Facebook Best Friend

My Facebook Best Friend

 I was reading Dataclysm by Christian Rudder and came across a fascinating section discussing network theory and personal relationship detection. He referenced this 2014 paper by Lars Backstrom from Facebook and Jon Kleinberg from Cornell detailing a new method of analyzing social networks to detect who one’s most likely partner is. The research is very interesting and I suggest you read it but of course I set out to investigate my own network (and who my supposed significant other would be).


Facebook scraper hard at work

After all the data privacy scandals facebook went through, their API no longer allows developers to easily get user friend lists. I found a great existing scraper script by xyz that uses selenium and chrome to crawl through facebook’s link structure to gather your friends and all of the mutual friends you share to build your network. Xyz also adapted some code by abc to cluster and plot the graph using plotly, networkx and community by python-louvain. I edited the scraper a bit to be able to handle being re-run if (when) facebook realizes that you are scraping and blocks you.. My version can be found here.


Once I had the graph, which is REALLY fun to play with and I highly recommend, it was time to move on to calculating my significant other… The traditional method of determining closeness in a social network is known as embededness which measures mostly how intertwined two nodes are. The paper, however, suggested a new measure, which rather than simply looking at embededness, added an element they termed 'dispersion’ which describes the degree to which any individual node connects otherwise unconnected groups.

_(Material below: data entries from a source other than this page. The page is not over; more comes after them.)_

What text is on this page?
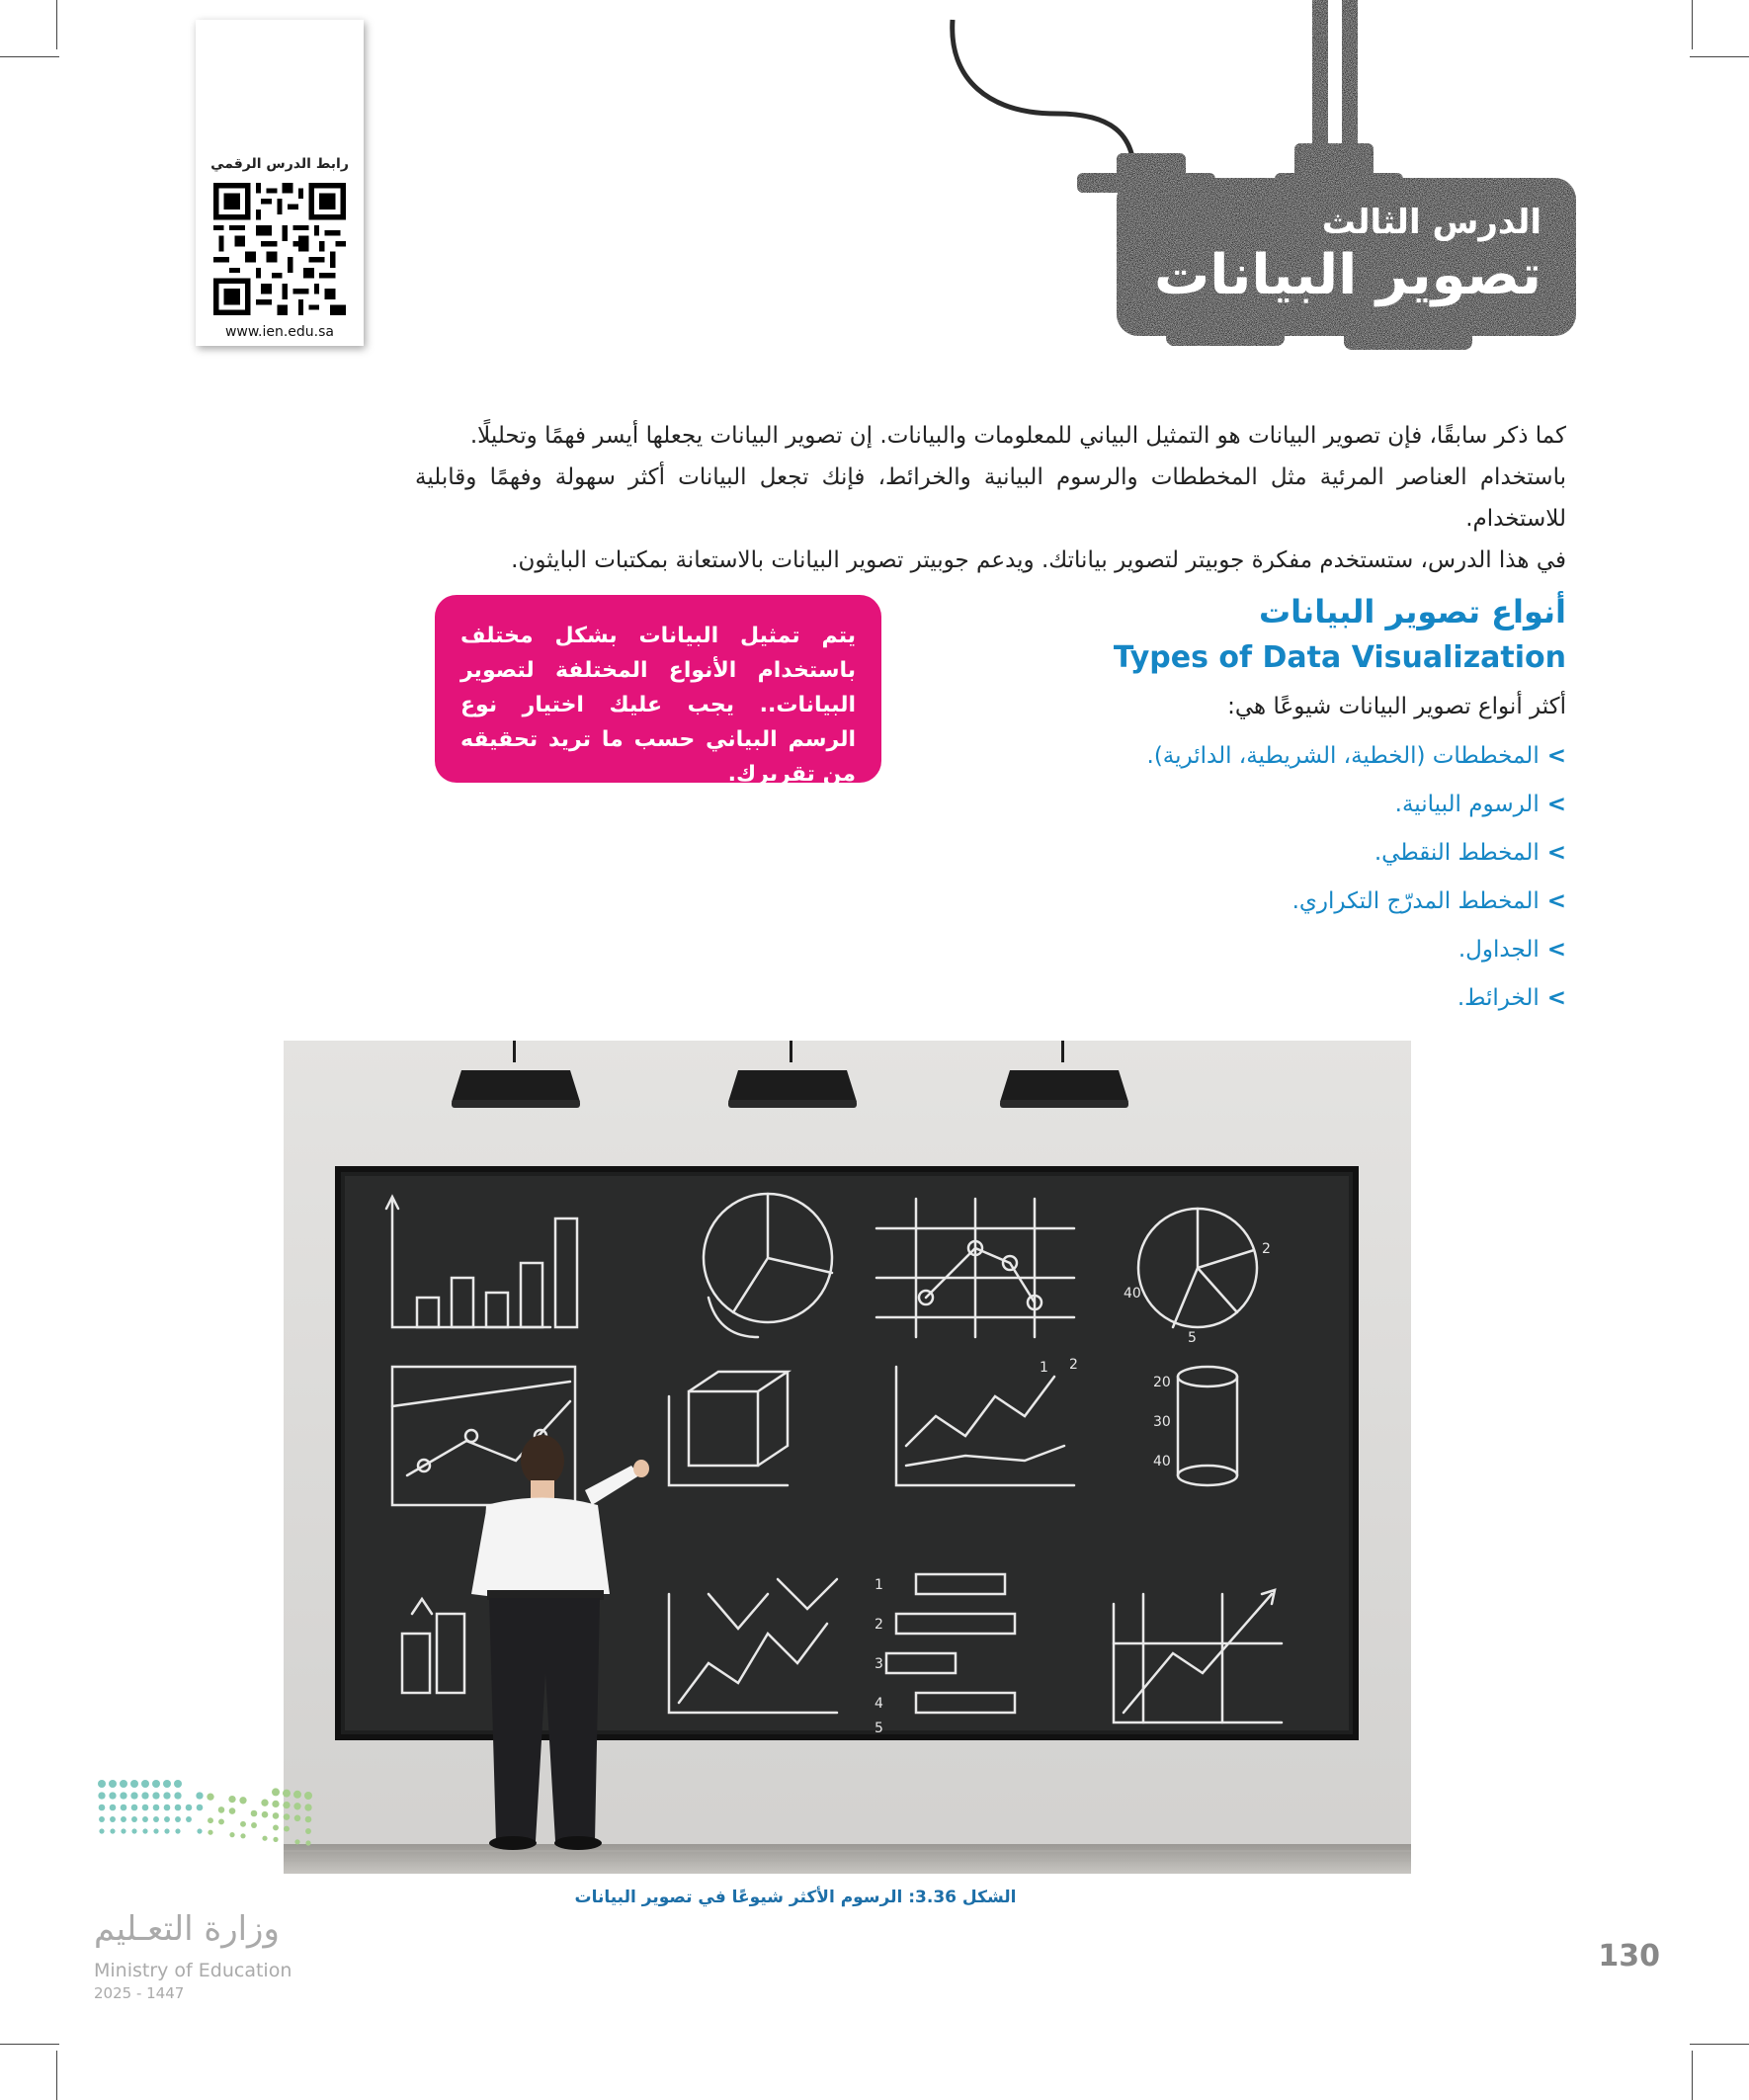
رابط الدرس الرقمي
www.ien.edu.sa
الدرس الثالث
تصوير البيانات

كما ذكر سابقًا، فإن تصوير البيانات هو التمثيل البياني للمعلومات والبيانات. إن تصوير البيانات يجعلها أيسر فهمًا وتحليلًا.

باستخدام العناصر المرئية مثل المخططات والرسوم البيانية والخرائط، فإنك تجعل البيانات أكثر سهولة وفهمًا وقابلية للاستخدام.

في هذا الدرس، ستستخدم مفكرة جوبيتر لتصوير بياناتك. ويدعم جوبيتر تصوير البيانات بالاستعانة بمكتبات البايثون.

يتم تمثيل البيانات بشكل مختلف باستخدام الأنواع المختلفة لتصوير البيانات.. يجب عليك اختيار نوع الرسم البياني حسب ما تريد تحقيقه من تقريرك.
أنواع تصوير البيانات
Types of Data Visualization
أكثر أنواع تصوير البيانات شيوعًا هي:
>المخططات (الخطية، الشريطية، الدائرية).
>الرسوم البيانية.
>المخطط النقطي.
>المخطط المدرّج التكراري.
>الجداول.
>الخرائط.
2
40
5
1 2
20
30
40
1
2
3
4
5
الشكل 3.36: الرسوم الأكثر شيوعًا في تصوير البيانات
130
وزارة التعـليم
Ministry of Education
2025 - 1447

In real life, this corresponds to someone (most likely a significant other) who is friends with multiple unrelated groups, like your high school friends, and your family and the people you met in that cooking class that one time. This person being a connector of several segregated groups is more indicative of a significant relationship than simply knowing a lot of the same people.

I found this bit of code from Adam Gluck which just had to be updated to account for the quirks of a new versioning of networkx and it calculated the recursive dispersion described in the paper. And it worked! I ran it for myself and the node in the first position was the closest thing to what I’d consider a partner.. For whatever that’s worth.